Separate accounts for analysis

Another fundamental principle is the use of separate accounts for investigation operations. The forensic or compliance team should not operate with standard administrative accounts. It is recommended to have specific accounts with the minimum necessary permissions (such as access to eDiscovery, auditing, or Purview), protected with dedicated multi-factor authentication.

This approach offers several advantages:

  • Strengthens traceability: every action is clearly associated with an analysis account.

  • Minimizes the risk of lateral escalation: if an administrative account is compromised, it does not grant immediate access to forensic tools.

  • Allows applying stricter controls, such as using dedicated devices, IP restrictions, or geolocation.


Knowing the technical limitations of the environment

Proper preparation also involves knowing the platform's limits:

  • Entra ID retains audit logs only for 30 days by default.

  • Content searches in eDiscovery are subject to size and time limits.

  • Exporting from Purview may be limited to 2 TB per case.

Anticipating these restrictions helps avoid critical blockages during an investigation. Therefore, integrating a SIEM like Microsoft Sentinel or third-party solutions to store logs long-term is an increasingly common practice.

It is also advisable to divide investigations by custodians or departments to split data volumes and avoid bottlenecks.


Evidence handling and preservation

Once the evidence has been collected—whether PST files, CSV logs, or screenshots—the most delicate phase begins: preservation. Some good practices include:

  • Hash calculation (SHA-256) to verify integrity.

  • Storage in secure repositories with access control (for example, private SharePoint, Azure Key Vault, etc.).

  • Detailed recording of the extraction and preservation process in a forensic logbook.

Although Microsoft facilitates the initial collection, the chain of custody depends entirely on internal processes. Having a dedicated digital space for investigations, accessible only to authorized personnel, greatly facilitates the management and integrity control of the evidence.

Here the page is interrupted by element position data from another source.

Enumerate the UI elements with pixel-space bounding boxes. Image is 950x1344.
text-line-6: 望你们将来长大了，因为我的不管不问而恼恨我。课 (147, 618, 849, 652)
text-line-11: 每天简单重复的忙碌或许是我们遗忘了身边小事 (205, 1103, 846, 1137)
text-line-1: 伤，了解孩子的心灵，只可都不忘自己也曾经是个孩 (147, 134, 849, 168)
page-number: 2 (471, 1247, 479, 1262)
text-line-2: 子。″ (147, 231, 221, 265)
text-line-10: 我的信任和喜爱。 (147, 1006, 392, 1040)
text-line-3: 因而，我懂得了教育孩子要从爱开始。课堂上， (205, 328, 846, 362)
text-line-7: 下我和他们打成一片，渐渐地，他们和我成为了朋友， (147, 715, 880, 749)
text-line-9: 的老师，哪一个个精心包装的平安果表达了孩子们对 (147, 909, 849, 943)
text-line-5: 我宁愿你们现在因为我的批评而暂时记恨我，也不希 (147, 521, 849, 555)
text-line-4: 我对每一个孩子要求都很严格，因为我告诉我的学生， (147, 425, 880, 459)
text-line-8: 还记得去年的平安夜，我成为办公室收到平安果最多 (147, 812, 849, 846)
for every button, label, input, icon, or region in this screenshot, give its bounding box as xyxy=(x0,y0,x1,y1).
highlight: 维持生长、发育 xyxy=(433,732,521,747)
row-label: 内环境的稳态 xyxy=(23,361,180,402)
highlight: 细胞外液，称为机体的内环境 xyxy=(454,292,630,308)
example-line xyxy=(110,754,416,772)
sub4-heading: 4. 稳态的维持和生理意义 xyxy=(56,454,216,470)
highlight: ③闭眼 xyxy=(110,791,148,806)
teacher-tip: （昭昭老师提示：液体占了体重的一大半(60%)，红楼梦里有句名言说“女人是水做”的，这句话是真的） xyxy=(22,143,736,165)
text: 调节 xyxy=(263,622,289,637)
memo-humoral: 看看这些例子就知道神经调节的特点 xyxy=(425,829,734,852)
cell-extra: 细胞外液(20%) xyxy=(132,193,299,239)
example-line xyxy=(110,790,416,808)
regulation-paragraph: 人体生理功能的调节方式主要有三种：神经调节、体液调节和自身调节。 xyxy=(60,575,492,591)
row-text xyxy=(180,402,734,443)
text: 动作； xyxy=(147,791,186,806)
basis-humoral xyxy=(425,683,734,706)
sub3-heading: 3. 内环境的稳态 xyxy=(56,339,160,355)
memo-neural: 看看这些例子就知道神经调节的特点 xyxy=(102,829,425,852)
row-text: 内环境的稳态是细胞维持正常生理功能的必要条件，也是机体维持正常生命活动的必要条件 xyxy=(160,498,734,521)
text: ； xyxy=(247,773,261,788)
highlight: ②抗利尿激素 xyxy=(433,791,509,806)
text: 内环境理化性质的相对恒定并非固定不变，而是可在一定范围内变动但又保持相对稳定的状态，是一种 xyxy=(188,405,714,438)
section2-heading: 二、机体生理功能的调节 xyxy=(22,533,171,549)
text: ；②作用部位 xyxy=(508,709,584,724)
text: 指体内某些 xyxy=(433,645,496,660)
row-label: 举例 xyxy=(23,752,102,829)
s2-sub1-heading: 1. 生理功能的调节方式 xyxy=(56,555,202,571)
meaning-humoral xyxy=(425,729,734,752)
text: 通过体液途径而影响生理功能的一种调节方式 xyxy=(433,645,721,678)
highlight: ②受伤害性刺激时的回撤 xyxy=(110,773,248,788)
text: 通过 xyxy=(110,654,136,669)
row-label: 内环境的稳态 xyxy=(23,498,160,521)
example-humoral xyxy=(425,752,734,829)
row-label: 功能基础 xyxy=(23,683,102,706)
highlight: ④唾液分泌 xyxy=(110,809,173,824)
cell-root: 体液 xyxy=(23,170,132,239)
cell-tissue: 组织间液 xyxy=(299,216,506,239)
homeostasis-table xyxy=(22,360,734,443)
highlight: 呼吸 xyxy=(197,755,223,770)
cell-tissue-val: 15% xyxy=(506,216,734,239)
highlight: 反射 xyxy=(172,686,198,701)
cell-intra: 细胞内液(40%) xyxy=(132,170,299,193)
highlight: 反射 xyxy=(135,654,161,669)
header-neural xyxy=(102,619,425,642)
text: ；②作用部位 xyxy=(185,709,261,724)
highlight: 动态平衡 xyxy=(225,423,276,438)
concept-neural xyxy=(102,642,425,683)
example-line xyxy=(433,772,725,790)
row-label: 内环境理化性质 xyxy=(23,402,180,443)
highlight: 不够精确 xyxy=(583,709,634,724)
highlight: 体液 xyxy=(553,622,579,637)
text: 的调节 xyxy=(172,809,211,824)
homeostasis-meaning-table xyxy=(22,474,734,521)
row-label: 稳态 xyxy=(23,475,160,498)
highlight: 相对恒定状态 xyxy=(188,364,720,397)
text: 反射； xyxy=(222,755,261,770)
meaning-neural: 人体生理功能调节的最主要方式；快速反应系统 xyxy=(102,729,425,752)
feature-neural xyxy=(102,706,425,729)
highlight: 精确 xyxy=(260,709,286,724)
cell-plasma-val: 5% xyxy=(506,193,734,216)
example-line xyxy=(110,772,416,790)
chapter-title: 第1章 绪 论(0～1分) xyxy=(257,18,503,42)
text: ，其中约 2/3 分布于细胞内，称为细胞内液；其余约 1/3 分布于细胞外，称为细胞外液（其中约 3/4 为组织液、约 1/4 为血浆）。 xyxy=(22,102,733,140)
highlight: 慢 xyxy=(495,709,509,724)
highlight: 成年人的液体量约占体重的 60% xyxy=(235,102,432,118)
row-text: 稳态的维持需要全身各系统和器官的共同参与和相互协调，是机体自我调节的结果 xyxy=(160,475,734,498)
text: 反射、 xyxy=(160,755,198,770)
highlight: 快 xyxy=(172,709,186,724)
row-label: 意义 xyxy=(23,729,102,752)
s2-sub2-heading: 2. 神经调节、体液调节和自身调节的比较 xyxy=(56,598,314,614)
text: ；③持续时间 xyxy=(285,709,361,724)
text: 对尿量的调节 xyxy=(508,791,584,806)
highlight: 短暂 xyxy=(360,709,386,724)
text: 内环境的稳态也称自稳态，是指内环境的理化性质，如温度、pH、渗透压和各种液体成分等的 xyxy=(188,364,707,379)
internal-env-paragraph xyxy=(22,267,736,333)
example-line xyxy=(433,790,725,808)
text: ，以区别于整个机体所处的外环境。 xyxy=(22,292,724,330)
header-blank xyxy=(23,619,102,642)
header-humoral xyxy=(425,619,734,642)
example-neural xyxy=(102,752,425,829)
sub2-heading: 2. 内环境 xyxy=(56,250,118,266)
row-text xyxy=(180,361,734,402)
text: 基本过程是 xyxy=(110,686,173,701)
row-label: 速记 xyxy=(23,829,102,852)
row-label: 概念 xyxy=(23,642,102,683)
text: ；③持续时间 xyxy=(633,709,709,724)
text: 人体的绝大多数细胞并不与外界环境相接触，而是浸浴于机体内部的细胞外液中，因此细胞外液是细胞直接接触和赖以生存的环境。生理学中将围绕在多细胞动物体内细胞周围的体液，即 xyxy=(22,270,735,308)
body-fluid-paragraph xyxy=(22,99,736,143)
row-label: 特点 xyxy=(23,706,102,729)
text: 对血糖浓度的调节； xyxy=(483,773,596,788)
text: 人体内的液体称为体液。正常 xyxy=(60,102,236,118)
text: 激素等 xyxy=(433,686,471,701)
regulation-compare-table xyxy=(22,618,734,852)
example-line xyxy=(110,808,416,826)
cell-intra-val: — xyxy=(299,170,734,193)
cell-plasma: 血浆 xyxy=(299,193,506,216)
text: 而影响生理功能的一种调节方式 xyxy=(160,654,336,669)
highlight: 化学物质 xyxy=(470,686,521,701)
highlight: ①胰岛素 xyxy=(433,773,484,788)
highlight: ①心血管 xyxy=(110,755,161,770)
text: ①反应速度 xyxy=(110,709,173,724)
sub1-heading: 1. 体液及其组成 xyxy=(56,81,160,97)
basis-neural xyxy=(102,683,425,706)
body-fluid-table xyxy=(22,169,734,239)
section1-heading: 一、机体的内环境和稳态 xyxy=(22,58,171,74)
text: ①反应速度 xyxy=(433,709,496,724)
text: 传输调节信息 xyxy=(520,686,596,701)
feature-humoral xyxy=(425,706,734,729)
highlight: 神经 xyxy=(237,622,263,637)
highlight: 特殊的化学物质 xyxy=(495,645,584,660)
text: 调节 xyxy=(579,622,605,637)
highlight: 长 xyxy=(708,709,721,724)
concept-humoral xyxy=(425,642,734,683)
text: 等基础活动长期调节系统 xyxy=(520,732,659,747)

Forensic drills: practice before chaos

Just as disaster recovery tests are conducted, it is essential to carry out forensic investigation drills. These exercises should consider realistic scenarios: unauthorized mailbox access, mass file downloads from SharePoint, permission manipulation, etc.

Practicing with the eDiscovery team, verifying that licenses are properly assigned, confirming that permissions work as intended, and measuring response times are actions that can make a difference when a real incident occurs.


Conclusion: the answers are there, if you have known how to keep them

When something fails, questions will inevitably arise: What happened? Who did it? From where? What information was accessed or exfiltrated? And all those answers could already be contained in the Microsoft 365 logs.

The key is that this data exists, has not been tampered with, and can be correctly interpreted. That is the true function of effective preparation: not only to protect the environment but to ensure that, if the worst happens, the truth can be accurately reconstructed.